The river was rafted by an Indo-German team in 1978 under the leadership of Narendra Kumar. Certain features in the maps used by the Germans led to India's understanding of cartographic aggression by Pakistan and a subsequent mountaineering reconnaissance expedition of the region was planned; which in turn led to Operation Meghdoot.

===Ecological crisis===
The Siachen Glacier, the source of the Nubra River, has for some time (Note: The conflict began in 1984 with India's successful Operation Meghdoot during which it gained control over all of the Siachen Glacier (unoccupied and undemarcated area). India has established control over all of the 70 km Siachen Glacier and all of its tributary glaciers, as well as all the main passes and heights of the Saltoro Ridge immediately west of the glacier, including Sia La, Bilafond La, and Gyong La. Pakistan controls the glacial valleys immediately west of the Saltoro Ridge.) been the scene of conflict between India and Pakistan, and has been called the world's highest battleground. The 20,000 troops stationed on the glacier produce a lot of waste, (Note: The 20,000 troops stationed on the Siachen are supplied (flown and parachuted) thousands of tons of food and supplies every year.
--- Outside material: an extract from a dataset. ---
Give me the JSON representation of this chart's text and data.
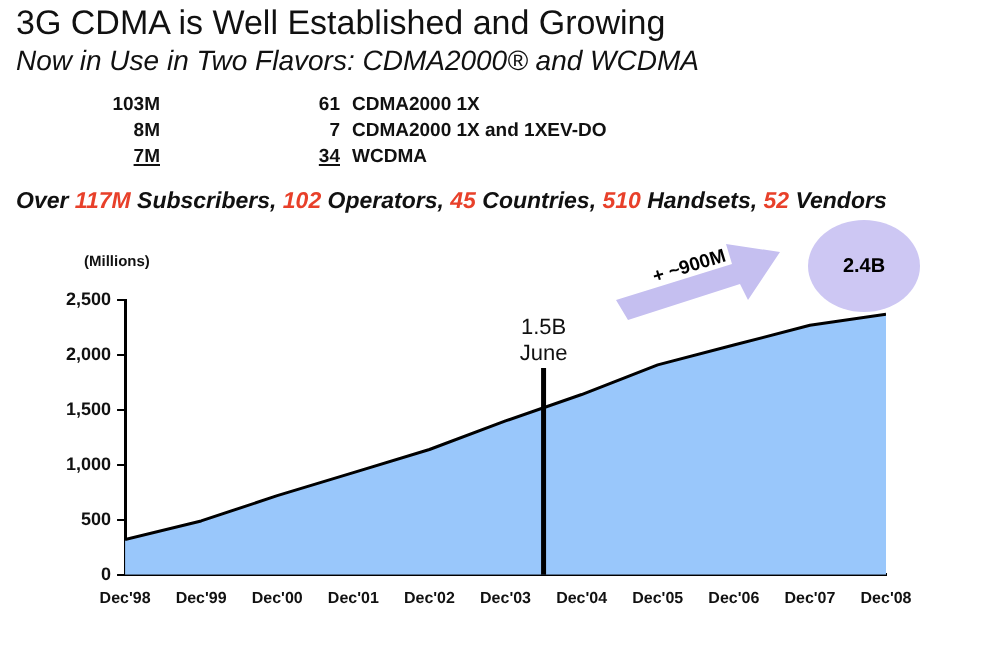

Indian army officials have described the Siachen as "the world’s biggest and highest garbage dump", from where nothing comes back. World Commission on Protected Areas estimates that over 2000 lbs. of human waste are dropped daily into crevasses of the glacier.) 40% of which is plastic and metal. This debris, including irreparable vehicles, war debris, parachute material, canisters, clothing, and human waste, is simply tipped into crevasses in the glacier. With no natural biodegradation taking place, the ice is being permanently contaminated by toxins such as cobalt, cadmium, and chromium. The washing of warfare clothes at hot sulfur springs near the Indian base camp also contaminates the river. The toxins will eventually reach the Indus River, with millions of downstream users potentially being impacted.

== Tourism ==

There are many monasteries (gompa) including Samstanling Monastery the main monastery in the valley and Diskit Monastery for viewing tall statue of Maitreya Buddha and Ensa Monastery. Visit Panamik village for mountain views, Yarab Tso lake, Hunder Sand Dunes for Bactrian camel safari.